Judges of Libya’s supreme court discuss the legitimacy of the country’s internationally recognised parliament during a hearing on November 6, 2014 in Tripoli (AFP Photo/Mahmud Turkia)

My two articles this week serve as an update for recent events. Time magazine reported on Libya’s Supreme Court’s ruling that the elected parliament is invalid. The parliament dismisses these claims due their belief that the verdict was influenced by the threat of militant arms. The Clarion Project article reported the most recent clash between groups at the Mitiga airport, the primary airport since Tripoli International was closed due to damages.

If nothing else we can assume from these two articles that the Libyan crisis is escalating tremendously. Like in Syria the Islamic militant groups are working to feed their power by dominating the most strategic parts of the country with the mentality that if they control all major ports, airports, and oil revenue, they can eventually gain control of Libya as a whole.
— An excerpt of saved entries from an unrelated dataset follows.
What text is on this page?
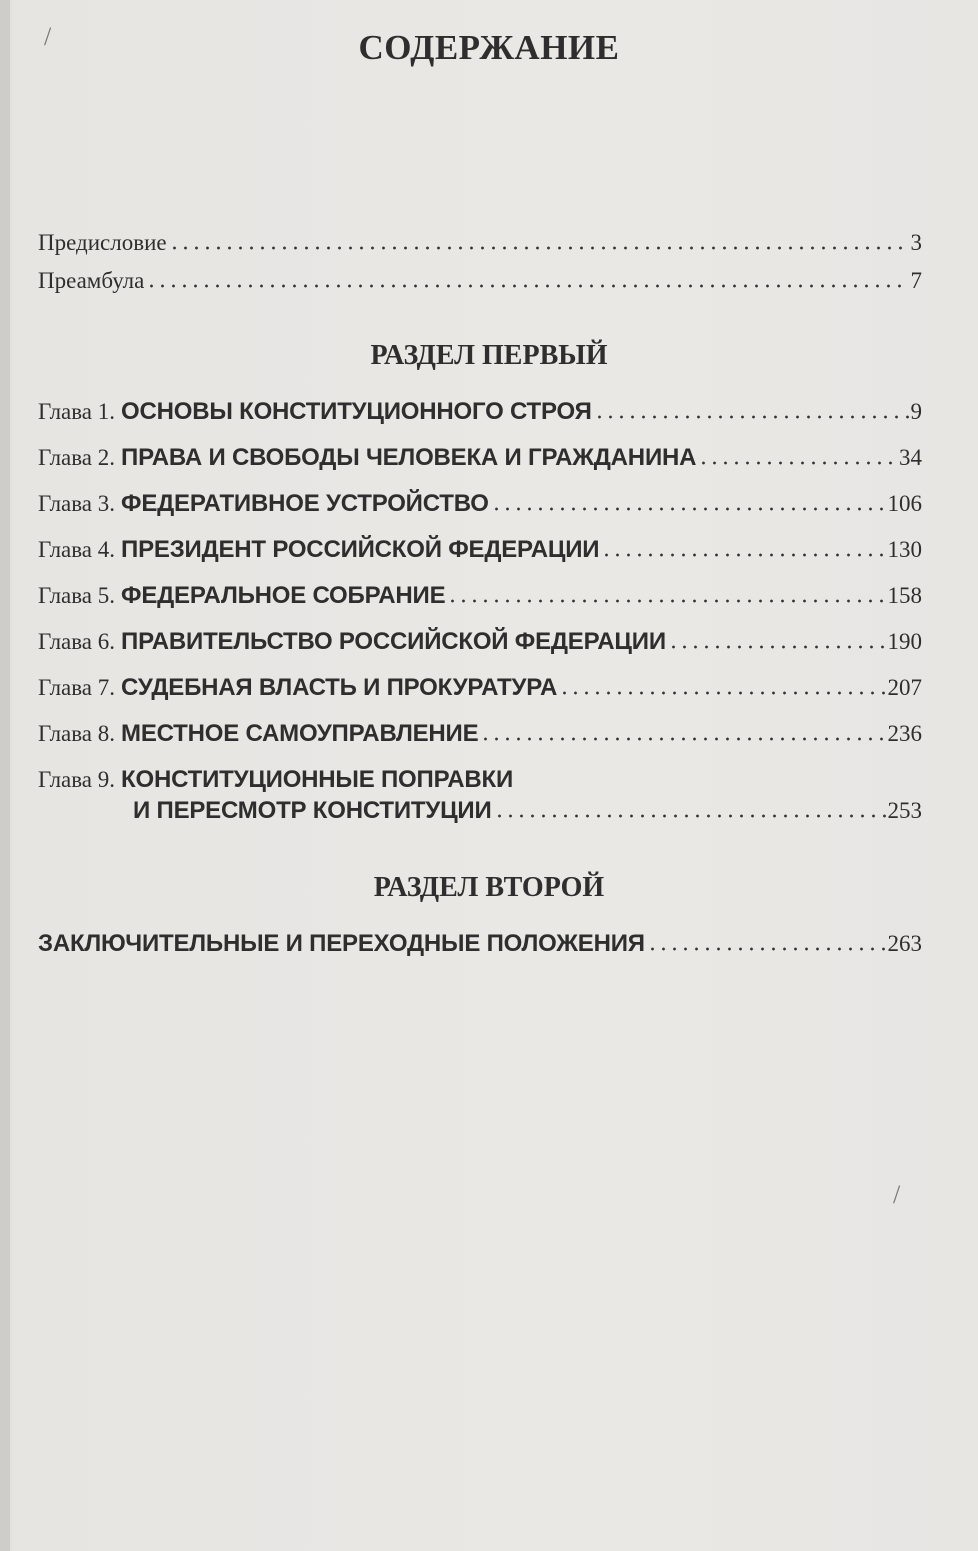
/
/
СОДЕРЖАНИЕ
Предисловие	3
Преамбула	7
РАЗДЕЛ ПЕРВЫЙ
Глава 1. ОСНОВЫ КОНСТИТУЦИОННОГО СТРОЯ	9
Глава 2. ПРАВА И СВОБОДЫ ЧЕЛОВЕКА И ГРАЖДАНИНА	34
Глава 3. ФЕДЕРАТИВНОЕ УСТРОЙСТВО	106
Глава 4. ПРЕЗИДЕНТ РОССИЙСКОЙ ФЕДЕРАЦИИ	130
Глава 5. ФЕДЕРАЛЬНОЕ СОБРАНИЕ	158
Глава 6. ПРАВИТЕЛЬСТВО РОССИЙСКОЙ ФЕДЕРАЦИИ	190
Глава 7. СУДЕБНАЯ ВЛАСТЬ И ПРОКУРАТУРА	207
Глава 8. МЕСТНОЕ САМОУПРАВЛЕНИЕ	236
Глава 9. КОНСТИТУЦИОННЫЕ ПОПРАВКИ
И ПЕРЕСМОТР КОНСТИТУЦИИ	253
РАЗДЕЛ ВТОРОЙ
ЗАКЛЮЧИТЕЛЬНЫЕ И ПЕРЕХОДНЫЕ ПОЛОЖЕНИЯ	263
They are also aiming to undermine the elected parliament in any way they can in order to gain support from civilians and fuel their popularity by exploiting the weak, instilling a false consciousness in Libyans that supporting Islamic politics and Sharia Law is the only way to peace and order. The struggle for power between the two opposing sides is moving closer to a point of no return, at this point both sides are so transfixed on the state of war, any notion of compromise or negotiation is unfathomable.